Financing

G.J. Hart’s vision for Red Robin: Better burgers and more managers

The new CEO wants to get the brand back on track by improving its menu and correcting past missteps.
Red Robin exterior
Red Robin has had a difficult five years, but new CEO G.J. Hart wants to change its trajectory. / Photograph: Shutterstock

G.J. Hart presided over his first earnings call as CEO of Red Robin on Wednesday and offered a glimpse at how the brand might change under his leadership. 

The restaurant veteran, who has had a hand in growing established brands like Torchy’s Tacos and Texas Roadhouse, was plucked from Red Robin’s board to help re-energize a brand he said has made some mistakes.

I think Red Robin has been an iconic brand for five decades,” he told investors, according to a transcript on financial services site Sentieo. “And I think over time, for whatever reason, some of those things have slipped away or changed or they vanished completely.”

For one thing, Hart wants the 520-unit burger chain to improve its burgers.

“We have ‘Gourmet Burgers’ on every building that we have out there,” he said. “We do a great job when our burgers are prepared today, but I think we can improve upon that.” He said the same thing about its milkshakes. “We want to go back to owning shakes.”

More broadly, he wants to reshape the menu with a barbell strategy, or a greater balance of lower-priced and premium items. 

Red Robin has flirted with that approach in recent months, rolling out a $10 meal deal intended to appeal to cash-strapped guests. The offering has been effective, and Hart appears ready to take the strategy even further.

“I think we need to have a full barbell menu strategy, where from appetizers to entrees, there's a wide range,” he said. 

That will include expanding Red Robin’s limited entree selection. “Today, it's really about fish and chips,” he said. “We have three items in total.” 

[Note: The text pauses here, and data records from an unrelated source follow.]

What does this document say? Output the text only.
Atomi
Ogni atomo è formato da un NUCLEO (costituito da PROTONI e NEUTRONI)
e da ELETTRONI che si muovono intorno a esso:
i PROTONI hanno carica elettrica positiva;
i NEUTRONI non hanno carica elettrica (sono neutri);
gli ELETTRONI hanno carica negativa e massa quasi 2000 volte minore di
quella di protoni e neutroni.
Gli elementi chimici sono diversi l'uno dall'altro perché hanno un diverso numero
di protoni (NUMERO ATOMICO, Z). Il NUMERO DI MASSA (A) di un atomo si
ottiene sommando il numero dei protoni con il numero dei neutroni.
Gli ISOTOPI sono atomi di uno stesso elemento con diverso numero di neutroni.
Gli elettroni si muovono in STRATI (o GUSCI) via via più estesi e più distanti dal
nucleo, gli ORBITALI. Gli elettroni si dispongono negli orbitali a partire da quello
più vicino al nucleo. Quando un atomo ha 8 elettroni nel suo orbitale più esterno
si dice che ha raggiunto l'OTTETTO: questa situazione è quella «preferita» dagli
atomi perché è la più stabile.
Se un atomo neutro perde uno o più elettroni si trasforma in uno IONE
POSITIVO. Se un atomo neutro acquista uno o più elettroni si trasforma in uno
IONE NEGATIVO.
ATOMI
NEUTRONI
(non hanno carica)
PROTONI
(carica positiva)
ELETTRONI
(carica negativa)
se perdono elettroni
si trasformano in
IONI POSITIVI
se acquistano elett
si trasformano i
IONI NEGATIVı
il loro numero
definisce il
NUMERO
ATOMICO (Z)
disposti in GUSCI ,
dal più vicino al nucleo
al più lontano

Hart also wants to fix some past operational decisions that proved disastrous—most notably a 2018 service model change that eliminated bussers.  The move greatly lengthened guest wait times because tables were left uncleaned until servers could clear them. Customers bolted rather than wait.

The chain’s sales fell 3.6% that year and 0.2% the next, and its unit count shrunk for the first time since at least 1999, according to Technomic Ignite data. The pandemic interrupted any opportunity to recover under former CEO Paul Murphy.

“The decision that we all know about, taking bussers out of the restaurant, was a major one,” Hart said. “We're taking a long look at that to see, ‘How do we help strengthen the management teams?’”

That could include hiring more managers—up to four or five per unit—and giving them specific responsibilities, like kitchen manager, he said.

Hart acknowledged that would represent a significant investment at a time when restaurants are looking to cut costs. But he said it could help improve the guest experience and offset other expenses like turnover and training.

“We recognize that we're going into a challenging economic environment,” he said. “But I also believe that some of these things are necessary for this brand to get back in the direction that we all wanted to from where we've been in some of the decisions of the past. We have to correct those in my opinion.”

In the third quarter ended Oct. 2, Red Robin’s same-store sales rose 5.3% year over year, which included a 9% increase in average check and a 3.7% traffic decline. The sales growth helped boost restaurant-level operating margins by one-tenth of a percentage point, to 12.6%.